General Structure of an OpenGL ES Application#

A standard OpenGL ES application can be divided into three broad stages. This guide will explain each of these stages in detail, looking at how they can be implemented in code. Some of the terms used below may be unfamiliar if you are new to graphics programming, but they will be defined as they are used in the example.

Initialisation#

During initialisation, all of the required objects for the application are created and configured. This includes initialising the APIs themselves, the basic elements needed for rendering to screen such as a display and a surface, and the object specific rendering structures such as vertex buffers and shaders.

Drawing the Frame#

A frame buffer is a block of memory containing a complete frame of data. A very common technique which is used in many graphical applications to avoid screen flickering is double buffering, which is used in this example application. This is where two frame buffers are used during rendering. All rendering is performed on the back buffer while the display reads separately from the front buffer.
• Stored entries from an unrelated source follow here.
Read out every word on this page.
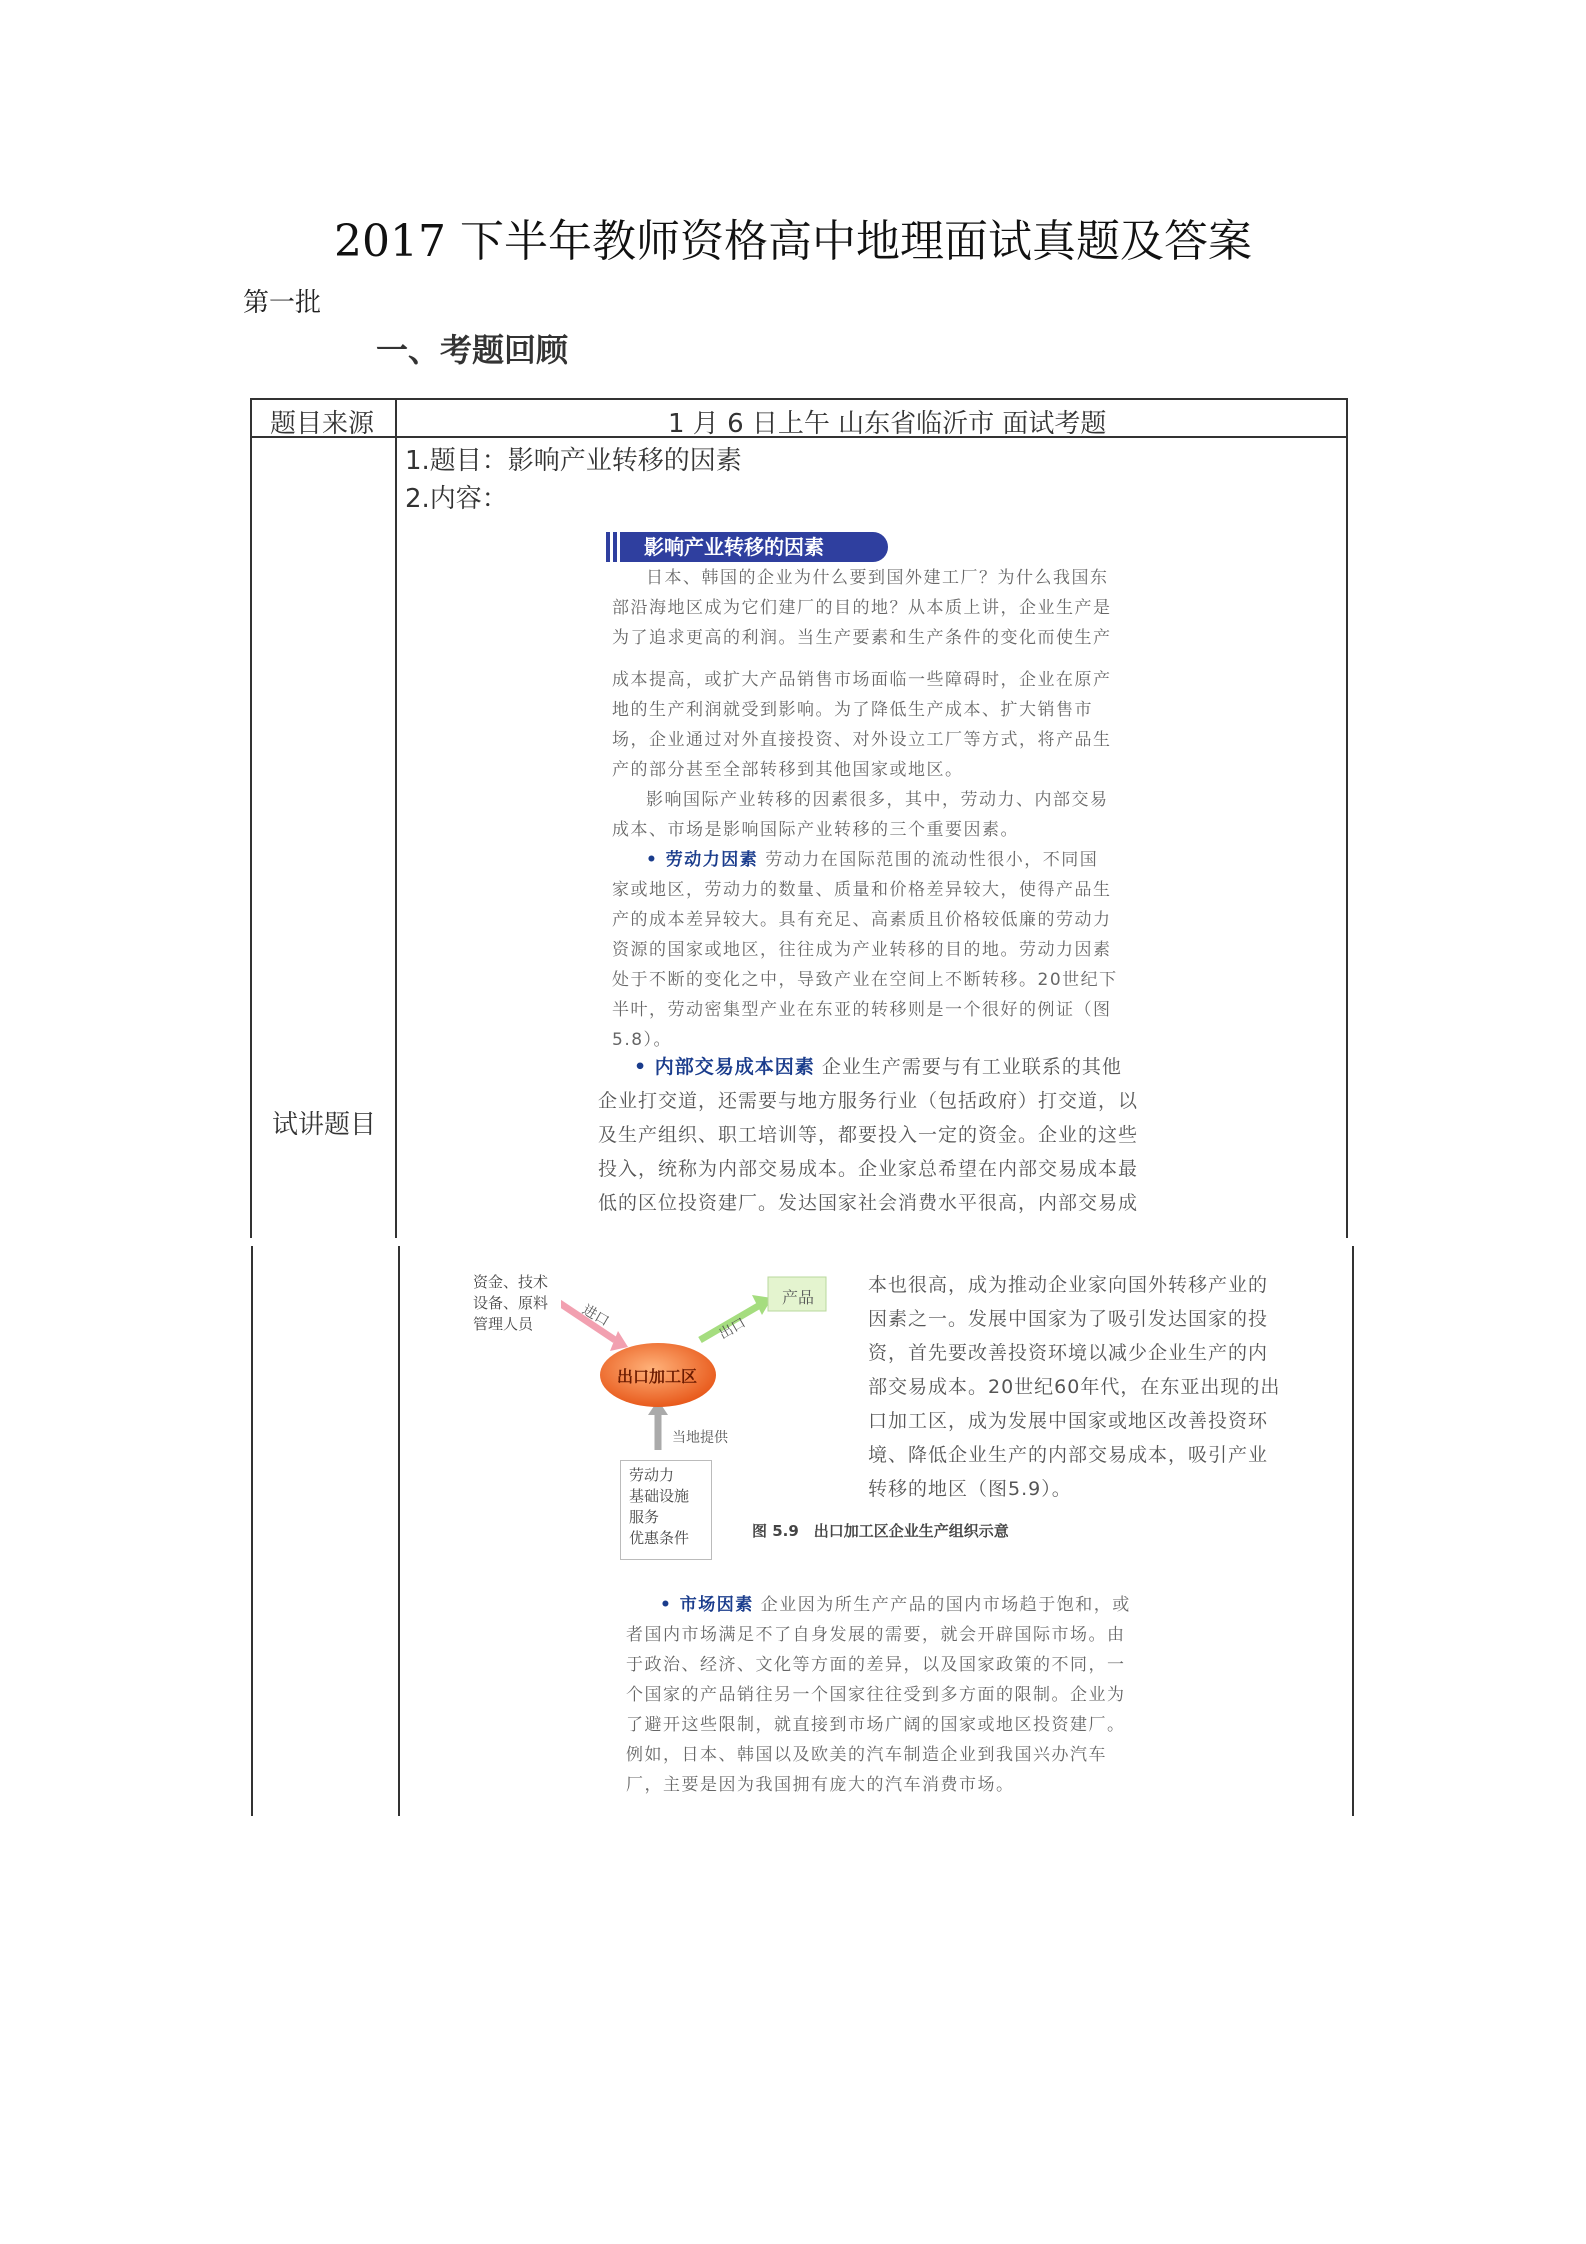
2017 下半年教师资格高中地理面试真题及答案
第一批
一、考题回顾
题目来源	1 月 6 日上午 山东省临沂市 面试考题
试讲题目
1.题目：影响产业转移的因素
2.内容：
影响产业转移的因素
日本、韩国的企业为什么要到国外建工厂？为什么我国东
部沿海地区成为它们建厂的目的地？从本质上讲，企业生产是
为了追求更高的利润。当生产要素和生产条件的变化而使生产
成本提高，或扩大产品销售市场面临一些障碍时，企业在原产
地的生产利润就受到影响。为了降低生产成本、扩大销售市
场，企业通过对外直接投资、对外设立工厂等方式，将产品生
产的部分甚至全部转移到其他国家或地区。
影响国际产业转移的因素很多，其中，劳动力、内部交易
成本、市场是影响国际产业转移的三个重要因素。
• 劳动力因素 劳动力在国际范围的流动性很小，不同国
家或地区，劳动力的数量、质量和价格差异较大，使得产品生
产的成本差异较大。具有充足、高素质且价格较低廉的劳动力
资源的国家或地区，往往成为产业转移的目的地。劳动力因素
处于不断的变化之中，导致产业在空间上不断转移。20世纪下
半叶，劳动密集型产业在东亚的转移则是一个很好的例证（图
5.8）。
• 内部交易成本因素 企业生产需要与有工业联系的其他
企业打交道，还需要与地方服务行业（包括政府）打交道，以
及生产组织、职工培训等，都要投入一定的资金。企业的这些
投入，统称为内部交易成本。企业家总希望在内部交易成本最
低的区位投资建厂。发达国家社会消费水平很高，内部交易成
资金、技术
设备、原料
管理人员	进口
出口加工区
出口
产品
当地提供
劳动力
基础设施
服务
优惠条件	图 5.9　出口加工区企业生产组织示意
本也很高，成为推动企业家向国外转移产业的
因素之一。发展中国家为了吸引发达国家的投
资，首先要改善投资环境以减少企业生产的内
部交易成本。20世纪60年代，在东亚出现的出
口加工区，成为发展中国家或地区改善投资环
境、降低企业生产的内部交易成本，吸引产业
转移的地区（图5.9）。
• 市场因素 企业因为所生产产品的国内市场趋于饱和，或
者国内市场满足不了自身发展的需要，就会开辟国际市场。由
于政治、经济、文化等方面的差异，以及国家政策的不同，一
个国家的产品销往另一个国家往往受到多方面的限制。企业为
了避开这些限制，就直接到市场广阔的国家或地区投资建厂。
例如，日本、韩国以及欧美的汽车制造企业到我国兴办汽车
厂，主要是因为我国拥有庞大的汽车消费市场。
When the application has finished rendering a frame, the front and back frame buffers are swapped. The freshly-rendered frame buffer is posted so the display can read from it and rendering begins on the new back buffer.

For an application such as a game, where the visual output needs to be constantly updated, the frame should be redrawn and the buffers swapped in a loop. This can continue for a fixed number of iterations or when the application exits. In the example code in this guide, the application will exit after 800 iterations.

Cleaning Up#

Finally, the deinitialisation stage ensures all the resources that had been previously allocated by the application are released. This reduces the chance of any resource leaks occurring when the application exits.